Donald Trump avait promis de tout faire pour favoriser l’expansion de l’industrie des énergies fossiles et il a commencé à tenir sa promesse dès le premier jour de sa présidence, tout en confirmant que les États-Unis, deuxième émetteur mondial de gaz à effet de serre, quitteront l’Accord de Paris. Si ces décisions semblent confirmer les craintes des défenseurs de l’environnement, elles ne signifient pas nécessairement que les entreprises voudront exploiter davantage de pétrole et de gaz.
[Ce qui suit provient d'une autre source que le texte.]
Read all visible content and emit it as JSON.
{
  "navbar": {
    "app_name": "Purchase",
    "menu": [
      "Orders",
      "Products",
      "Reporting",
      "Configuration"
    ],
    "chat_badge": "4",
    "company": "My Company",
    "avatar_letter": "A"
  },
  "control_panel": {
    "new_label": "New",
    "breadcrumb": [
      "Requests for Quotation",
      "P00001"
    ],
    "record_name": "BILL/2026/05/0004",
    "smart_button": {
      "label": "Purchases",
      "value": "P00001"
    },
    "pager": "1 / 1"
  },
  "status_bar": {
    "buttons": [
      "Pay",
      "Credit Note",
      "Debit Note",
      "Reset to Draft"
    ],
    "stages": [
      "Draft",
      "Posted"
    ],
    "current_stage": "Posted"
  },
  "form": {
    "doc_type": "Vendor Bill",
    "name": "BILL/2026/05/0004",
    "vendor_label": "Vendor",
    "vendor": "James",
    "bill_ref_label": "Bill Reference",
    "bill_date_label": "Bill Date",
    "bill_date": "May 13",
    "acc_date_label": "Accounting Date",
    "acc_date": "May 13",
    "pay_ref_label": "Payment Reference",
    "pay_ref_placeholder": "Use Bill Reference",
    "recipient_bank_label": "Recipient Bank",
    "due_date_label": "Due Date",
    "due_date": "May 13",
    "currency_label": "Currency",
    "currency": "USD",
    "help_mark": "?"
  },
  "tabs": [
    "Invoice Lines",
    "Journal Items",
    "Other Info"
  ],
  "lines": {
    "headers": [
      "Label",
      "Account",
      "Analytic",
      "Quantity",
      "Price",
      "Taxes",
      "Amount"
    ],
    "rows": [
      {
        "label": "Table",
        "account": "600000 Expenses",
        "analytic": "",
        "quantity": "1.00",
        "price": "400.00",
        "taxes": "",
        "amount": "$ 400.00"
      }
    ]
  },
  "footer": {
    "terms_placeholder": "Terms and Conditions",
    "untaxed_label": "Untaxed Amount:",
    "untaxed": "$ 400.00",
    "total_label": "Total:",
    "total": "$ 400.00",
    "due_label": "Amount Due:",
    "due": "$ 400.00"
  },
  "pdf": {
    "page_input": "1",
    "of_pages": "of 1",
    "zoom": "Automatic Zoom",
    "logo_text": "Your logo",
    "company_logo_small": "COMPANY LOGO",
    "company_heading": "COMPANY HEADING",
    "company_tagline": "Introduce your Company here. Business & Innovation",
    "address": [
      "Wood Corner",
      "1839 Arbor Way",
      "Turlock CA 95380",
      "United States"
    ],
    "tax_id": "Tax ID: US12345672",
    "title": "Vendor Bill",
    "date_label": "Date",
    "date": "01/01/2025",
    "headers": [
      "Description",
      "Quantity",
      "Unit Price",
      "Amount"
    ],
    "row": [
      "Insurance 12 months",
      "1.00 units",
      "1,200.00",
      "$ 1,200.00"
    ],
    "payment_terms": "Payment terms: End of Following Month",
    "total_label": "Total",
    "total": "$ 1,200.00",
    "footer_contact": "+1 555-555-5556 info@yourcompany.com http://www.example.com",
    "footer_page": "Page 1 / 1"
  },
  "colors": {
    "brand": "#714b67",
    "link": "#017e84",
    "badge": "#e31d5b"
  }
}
Donald Trump a profité de son discours inaugural pour réaffirmer son intention d’accroître la « domination énergétique » de son pays en exportant des ressources « partout dans le monde ». « We will drill, baby, drill », a-t-il martelé, en évoquant « l’or liquide » du sous-sol américain, soit son pétrole, et en dénonçant « l’extrémisme » climatique de son prédécesseur, Joe Biden.

Le milliardaire climatonégationniste compte sur une déclaration d’« urgence énergétique nationale » pour faciliter la croissance de la production dans le pays. Il espère ainsi réduire la réglementation et augmenter la superficie de territoires ouverts à l’exploration pétrolière et gazière (notamment en milieux marins et en Arctique), et ce, malgré les risques bien connus pour les écosystèmes et pour le climat de la planète. Pour parvenir à ses fins, il devra toutefois passer par un processus politique qui risque de prendre un certain temps, et ce, afin d’annuler des mesures prises récemment par le président sortant, Joe Biden, pour protéger des milieux naturels.

Titulaire de la Chaire de gestion du secteur de l’énergie de HEC Montréal, Pierre-Olivier Pineau doute de la volonté des entreprises d’augmenter leur production d’énergies fossiles. « Les producteurs seront peu enclins à augmenter une production déjà record, dans un contexte de prix plutôt bas et d’incertitude économique, notamment liée aux politiques de [Trump], qui sont de nature à créer des ralentissements économiques, et donc une décroissance de la demande d’hydrocarbures », explique-t-il, en rappelant que le « déploiement » des véhicules électriques se poursuivra malgré Trump.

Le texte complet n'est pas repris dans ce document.